Tra le novità che devono essere affrontate dagli enti locali nel 2021 c'è l'istituzione del nuovo canone di concessione per l'occupazione delle aree e degli spazi destinati a mercati, realizzati anche in strutture attrezzate. Il nuovo canone è stato introdotto con il comma 837 della legge finanziaria 2020 e segue la disciplina del canone unico patrimoniale istituito con il precedente comma 816 per tutte le altre tipologie di occupazioni ed esposizioni pubblicitarie. I due canoni a prima vista appaiano molto simili, tanto da interrogarsi sulla necessità di mantenerli separati. Tuttavia l'impostazione voluta dal legislatore è profondamente diversa.

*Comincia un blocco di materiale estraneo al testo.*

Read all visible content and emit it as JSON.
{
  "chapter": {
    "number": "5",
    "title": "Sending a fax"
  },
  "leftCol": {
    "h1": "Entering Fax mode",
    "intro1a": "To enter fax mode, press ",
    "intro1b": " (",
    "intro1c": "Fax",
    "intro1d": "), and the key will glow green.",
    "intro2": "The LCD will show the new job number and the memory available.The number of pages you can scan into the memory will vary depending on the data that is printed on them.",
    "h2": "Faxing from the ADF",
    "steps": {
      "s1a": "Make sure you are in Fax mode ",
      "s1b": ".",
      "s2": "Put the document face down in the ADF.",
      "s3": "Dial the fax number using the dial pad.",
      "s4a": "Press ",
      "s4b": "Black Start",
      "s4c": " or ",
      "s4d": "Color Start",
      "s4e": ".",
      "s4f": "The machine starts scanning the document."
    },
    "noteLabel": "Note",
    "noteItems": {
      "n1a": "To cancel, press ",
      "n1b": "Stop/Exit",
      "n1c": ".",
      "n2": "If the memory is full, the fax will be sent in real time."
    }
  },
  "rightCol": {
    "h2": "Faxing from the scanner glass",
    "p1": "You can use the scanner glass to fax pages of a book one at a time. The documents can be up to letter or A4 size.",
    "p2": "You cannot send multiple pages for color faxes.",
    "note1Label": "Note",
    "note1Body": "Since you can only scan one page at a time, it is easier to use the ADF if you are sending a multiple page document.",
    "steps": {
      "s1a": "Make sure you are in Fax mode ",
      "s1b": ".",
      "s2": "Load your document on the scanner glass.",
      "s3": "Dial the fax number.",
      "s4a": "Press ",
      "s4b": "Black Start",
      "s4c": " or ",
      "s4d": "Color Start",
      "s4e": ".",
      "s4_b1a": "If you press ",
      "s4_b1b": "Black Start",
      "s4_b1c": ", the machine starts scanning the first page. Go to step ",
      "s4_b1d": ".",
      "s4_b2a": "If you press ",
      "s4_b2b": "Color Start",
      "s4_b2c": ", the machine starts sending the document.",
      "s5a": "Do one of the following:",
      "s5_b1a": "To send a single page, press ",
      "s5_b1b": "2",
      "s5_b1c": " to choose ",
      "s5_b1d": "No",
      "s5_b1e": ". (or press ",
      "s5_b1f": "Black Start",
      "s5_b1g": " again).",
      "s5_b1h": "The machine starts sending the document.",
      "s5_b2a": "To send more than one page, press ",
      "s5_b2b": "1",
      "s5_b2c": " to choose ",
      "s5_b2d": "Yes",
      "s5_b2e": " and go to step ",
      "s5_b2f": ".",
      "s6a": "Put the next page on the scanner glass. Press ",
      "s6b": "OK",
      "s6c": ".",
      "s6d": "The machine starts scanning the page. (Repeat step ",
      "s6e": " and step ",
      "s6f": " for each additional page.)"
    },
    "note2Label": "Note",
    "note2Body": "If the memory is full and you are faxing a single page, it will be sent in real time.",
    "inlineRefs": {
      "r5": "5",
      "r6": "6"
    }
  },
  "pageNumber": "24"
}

Tra le caratteristiche principali del canone mercatale, oltre all'interessante accorpamento di quella che era l'entrata per l'occupazione del suolo pubblico e la tassa sui rifiuti, c'è quella legata alla determinazione della tariffa.

È significativa infatti la differenza tra i diversi commi dedicati alla definizione della tariffa base. Mentre per il canone unico i commi 826 e 827 stabiliscono le tariffe annuali e giornaliere specificando che i singoli enti locali potranno comunque modificarle per garantire l'invarianza di gettito e permettere di mantenere inalterati gli equilibri finanziari del proprio bilancio, per il canone mercatale, i commi 841 e 842, definiscono invece le tariffe base senza prevedere la possibilità di modifica da parte degli enti beneficiari, se non in misura massima del 25 per cento. Di fatto con questa disposizione si vogliono creare delle tariffe di mercato omogenee per classe di Comune, togliendo così alle singole amministrazioni la possibilità di applicare il prelievo nella misura più adeguata al proprio territorio. C'è anche chi ipotizza la violazione dell'articolo 119 della Costituzione da parte dello Stato, laddove la riforma introdotta intacchi la provvista economico-finanziaria sulla quale possono contare gli enti locali al fine di garantire l'esercizio delle proprie funzioni e dei servizi pubblici.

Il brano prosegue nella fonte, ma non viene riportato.